Archive for January, 2010

The Apostasy of the Anarchist Vote

“If voting changed anything, they’d make it illegal,” declared Emma Goldman in a ringing indictment of the feeble mechanism by which the state claims to be restrained and directed. Of course, in invoking this quote anarchists argue against counting upon elections to change the status quo. We aren’t going to bring about the voluntary society by listening to politicians, casting votes for them, and pressuring them to abolish their own offices. The statist means and the anarchist ends are clearly opposed.

But there’s another argument against voting: that by casting a ballot, one registers endorsement of the state and its violence. Advocates of this argument do not hold that you must have chosen the politician who wields power. They disregard personal intent, interests, and any issues at hand. The argument is quite simple: by participating in the election, one is bound to its results. Given the anarchist view of those results – violence, fraud, and lies – one can only conclude that voting makes one an accessory to the crime.

This constitutes a body blow for those who define themselves by their rejection of the authoritarianism so intrinsic in the state. It’s one thing for voting to be a silly ritual.

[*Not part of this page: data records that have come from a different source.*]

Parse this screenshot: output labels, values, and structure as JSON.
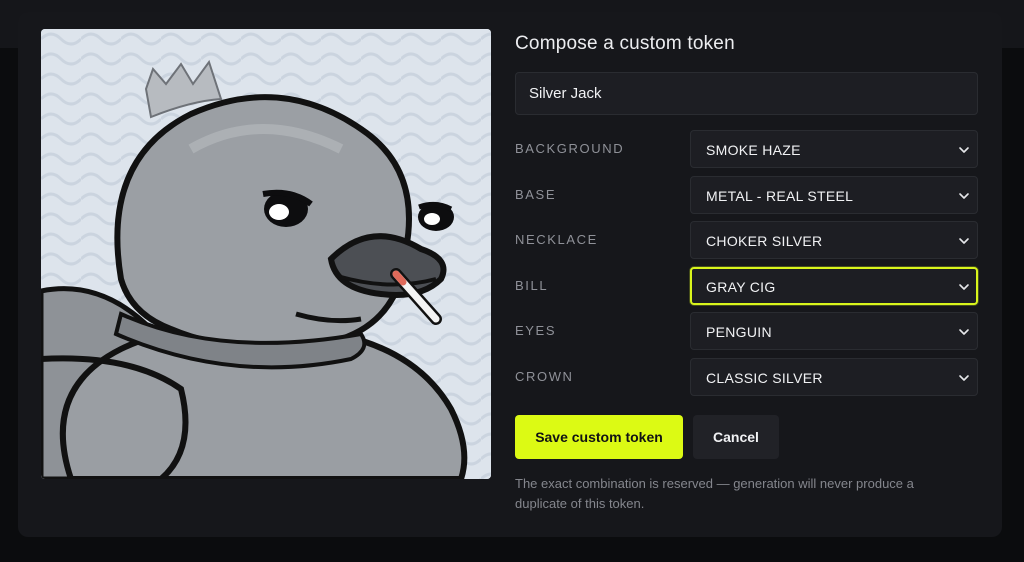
{
  "modal": {
    "title": "Compose a custom token",
    "name_input": {
      "value": "Silver Jack",
      "placeholder": ""
    },
    "attributes": [
      {
        "label": "BACKGROUND",
        "value": "SMOKE HAZE",
        "focused": false
      },
      {
        "label": "BASE",
        "value": "METAL - REAL STEEL",
        "focused": false
      },
      {
        "label": "NECKLACE",
        "value": "CHOKER SILVER",
        "focused": false
      },
      {
        "label": "BILL",
        "value": "GRAY CIG",
        "focused": true
      },
      {
        "label": "EYES",
        "value": "PENGUIN",
        "focused": false
      },
      {
        "label": "CROWN",
        "value": "CLASSIC SILVER",
        "focused": false
      }
    ],
    "save_label": "Save custom token",
    "cancel_label": "Cancel",
    "note": "The exact combination is reserved — generation will never produce a duplicate of this token."
  },
  "preview": {
    "icon": "duck-token-image",
    "description_icons": [
      "crown-icon",
      "cigarette-icon"
    ]
  },
  "colors": {
    "accent": "#dcfa14",
    "modal_bg": "#16171b",
    "field_bg": "#1d1e23",
    "label": "#8f9198",
    "text": "#f1f2f4"
  }
}
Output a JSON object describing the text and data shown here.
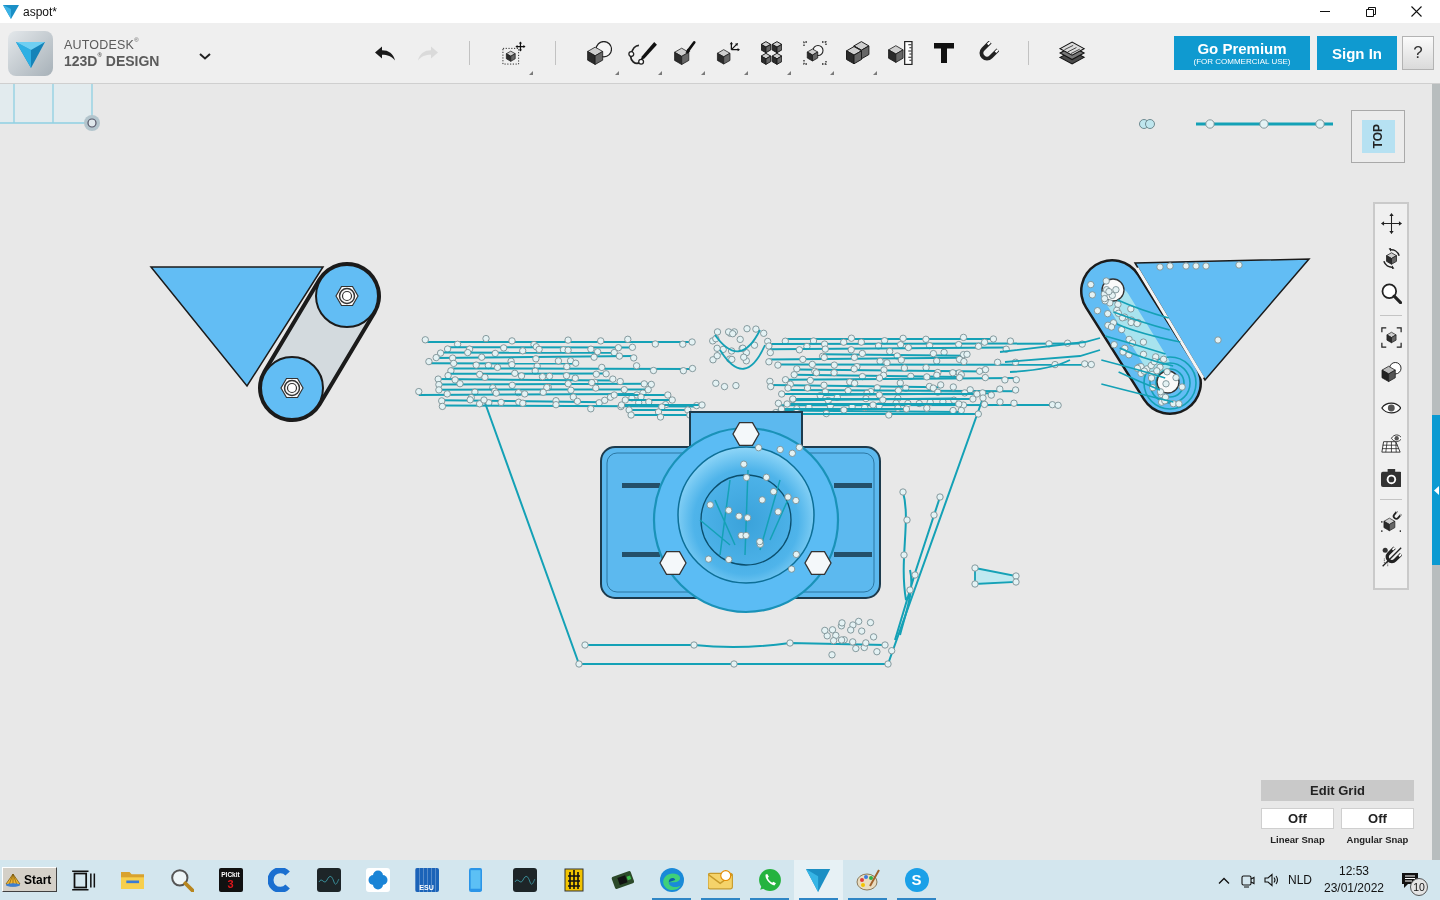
{
  "window": {
    "title": "aspot*",
    "controls": [
      {
        "kind": "minimize"
      },
      {
        "kind": "restore"
      },
      {
        "kind": "close"
      }
    ]
  },
  "app_header": {
    "brand": "AUTODESK$^{®}$",
    "product": "123D$^{®}$ DESIGN"
  },
  "toolbar": {
    "groups": [
      {
        "items": [
          {
            "kind": "undo",
            "disabled": false,
            "menu": false
          },
          {
            "kind": "redo",
            "disabled": true,
            "menu": false
          }
        ]
      },
      {
        "items": [
          {
            "kind": "transform",
            "disabled": false,
            "menu": true
          }
        ]
      },
      {
        "items": [
          {
            "kind": "primitives",
            "disabled": false,
            "menu": true
          },
          {
            "kind": "sketch",
            "disabled": false,
            "menu": true
          },
          {
            "kind": "construct",
            "disabled": false,
            "menu": true
          },
          {
            "kind": "modify",
            "disabled": false,
            "menu": true
          },
          {
            "kind": "pattern",
            "disabled": false,
            "menu": true
          },
          {
            "kind": "grouping",
            "disabled": false,
            "menu": true
          },
          {
            "kind": "combine",
            "disabled": false,
            "menu": true
          },
          {
            "kind": "measure",
            "disabled": false,
            "menu": false
          },
          {
            "kind": "text",
            "disabled": false,
            "menu": false
          },
          {
            "kind": "snap",
            "disabled": false,
            "menu": false
          }
        ]
      },
      {
        "items": [
          {
            "kind": "materials",
            "disabled": false,
            "menu": false
          }
        ]
      }
    ]
  },
  "account": {
    "premium": {
      "label": "Go Premium",
      "note": "(FOR COMMERCIAL USE)"
    },
    "sign_in": "Sign In",
    "help": "?"
  },
  "view_cube": {
    "face": "TOP"
  },
  "navigation_bar": {
    "groups": [
      {
        "tools": [
          {
            "kind": "pan"
          },
          {
            "kind": "orbit"
          },
          {
            "kind": "zoom"
          }
        ]
      },
      {
        "tools": [
          {
            "kind": "fit"
          },
          {
            "kind": "view_mode"
          },
          {
            "kind": "visibility"
          },
          {
            "kind": "grid_visibility"
          },
          {
            "kind": "snapshot"
          }
        ]
      },
      {
        "tools": [
          {
            "kind": "snap_to"
          },
          {
            "kind": "magnet_off"
          }
        ]
      }
    ]
  },
  "grid_panel": {
    "title": "Edit Grid",
    "snaps": [
      {
        "value": "Off",
        "label": "Linear Snap"
      },
      {
        "value": "Off",
        "label": "Angular Snap"
      }
    ]
  },
  "taskbar": {
    "start": "Start",
    "apps": [
      {
        "kind": "task_view",
        "running": false,
        "selected": false
      },
      {
        "kind": "folder",
        "running": false,
        "selected": false
      },
      {
        "kind": "search",
        "running": false,
        "selected": false
      },
      {
        "kind": "pickit",
        "label": "PICkit",
        "badge": "3",
        "running": false,
        "selected": false
      },
      {
        "kind": "cleaner",
        "running": false,
        "selected": false
      },
      {
        "kind": "scope",
        "running": false,
        "selected": false
      },
      {
        "kind": "clover",
        "running": false,
        "selected": false
      },
      {
        "kind": "esu",
        "label": "ESU",
        "running": false,
        "selected": false
      },
      {
        "kind": "phone",
        "running": false,
        "selected": false
      },
      {
        "kind": "scope",
        "running": false,
        "selected": false
      },
      {
        "kind": "building",
        "running": false,
        "selected": false
      },
      {
        "kind": "board",
        "running": false,
        "selected": false
      },
      {
        "kind": "edge",
        "running": true,
        "selected": false
      },
      {
        "kind": "mail",
        "running": true,
        "selected": false
      },
      {
        "kind": "whatsapp",
        "running": true,
        "selected": false
      },
      {
        "kind": "design",
        "running": true,
        "selected": true
      },
      {
        "kind": "paint",
        "running": true,
        "selected": false
      },
      {
        "kind": "skype",
        "label": "S",
        "running": true,
        "selected": false
      }
    ],
    "tray": {
      "language": "NLD",
      "time": "12:53",
      "date": "23/01/2022",
      "notifications": "10"
    }
  }
}
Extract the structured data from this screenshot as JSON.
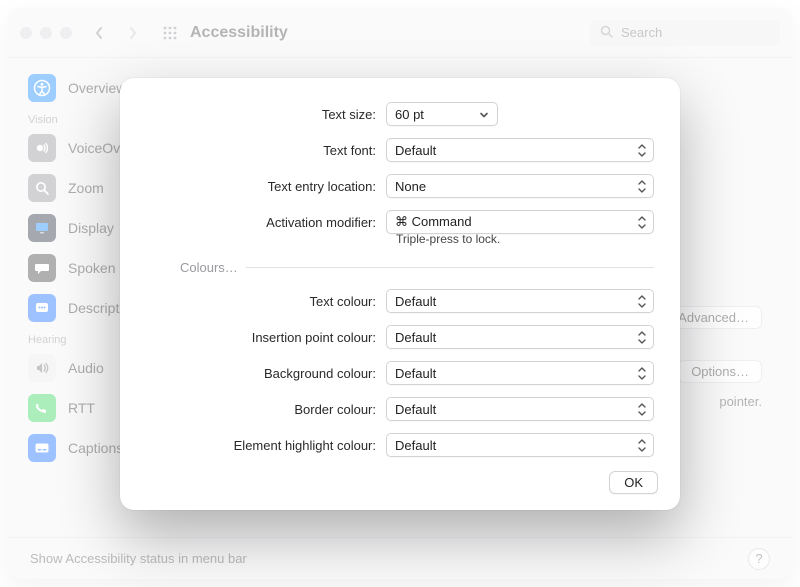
{
  "window": {
    "title": "Accessibility",
    "search_placeholder": "Search"
  },
  "sidebar": {
    "items": [
      {
        "label": "Overview"
      }
    ],
    "group_vision": "Vision",
    "vision_items": [
      {
        "label": "VoiceOver"
      },
      {
        "label": "Zoom"
      },
      {
        "label": "Display"
      },
      {
        "label": "Spoken Content"
      },
      {
        "label": "Descriptions"
      }
    ],
    "group_hearing": "Hearing",
    "hearing_items": [
      {
        "label": "Audio"
      },
      {
        "label": "RTT"
      },
      {
        "label": "Captions"
      }
    ]
  },
  "bg": {
    "advanced_btn": "Advanced…",
    "options_btn": "Options…",
    "pointer_text": "pointer."
  },
  "footer": {
    "status": "Show Accessibility status in menu bar",
    "help": "?"
  },
  "sheet": {
    "labels": {
      "text_size": "Text size:",
      "text_font": "Text font:",
      "entry_location": "Text entry location:",
      "activation_modifier": "Activation modifier:",
      "hint": "Triple-press to lock.",
      "section_colours": "Colours…",
      "text_colour": "Text colour:",
      "insertion_colour": "Insertion point colour:",
      "bg_colour": "Background colour:",
      "border_colour": "Border colour:",
      "highlight_colour": "Element highlight colour:"
    },
    "values": {
      "text_size": "60 pt",
      "text_font": "Default",
      "entry_location": "None",
      "activation_modifier": "⌘ Command",
      "text_colour": "Default",
      "insertion_colour": "Default",
      "bg_colour": "Default",
      "border_colour": "Default",
      "highlight_colour": "Default"
    },
    "ok": "OK"
  }
}
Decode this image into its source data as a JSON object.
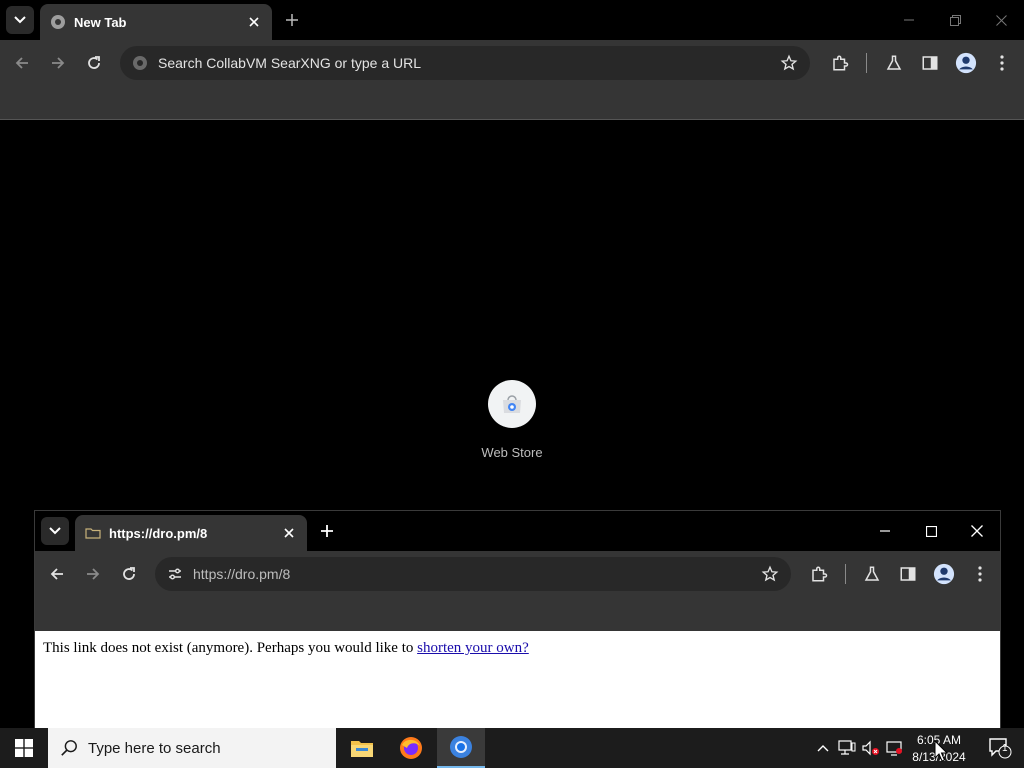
{
  "main_window": {
    "tab": {
      "title": "New Tab"
    },
    "omnibox": {
      "placeholder": "Search CollabVM SearXNG or type a URL"
    },
    "ntp": {
      "tile_label": "Web Store"
    }
  },
  "popup_window": {
    "tab": {
      "title": "https://dro.pm/8"
    },
    "omnibox": {
      "url": "https://dro.pm/8"
    },
    "content": {
      "message": "This link does not exist (anymore). Perhaps you would like to ",
      "link_text": "shorten your own?"
    }
  },
  "taskbar": {
    "search_placeholder": "Type here to search",
    "apps": [
      "file-explorer",
      "firefox",
      "chrome"
    ],
    "clock": {
      "time": "6:05 AM",
      "date": "8/13/2024"
    },
    "notification_count": "1"
  },
  "colors": {
    "chrome_toolbar": "#353535",
    "omnibox": "#282828",
    "link": "#1a0dab",
    "taskbar": "#1c1c1c",
    "taskbar_active": "#76b9ed"
  }
}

But a decidedly different attitude must be adopted if pulling the voting lever leaves one with blood-stained hands. Faced with such an awful truth, the task becomes one of avoiding complicity with the system. An absolute break with the state is the only path of conscience.

In theory, this break seems reasonable to achieve: one simply ceases to cooperate with its agents and directives. But the state reaches far into the world we live in. It doesn’t just direct the police, military, teachers, judges, and other bureaucrats that intervenes in obvious ways. The very civil society we seek to unleash through the spirit of voluntarism, mutual aid, freedom, and solidarity seems hopelessly bound up in the state.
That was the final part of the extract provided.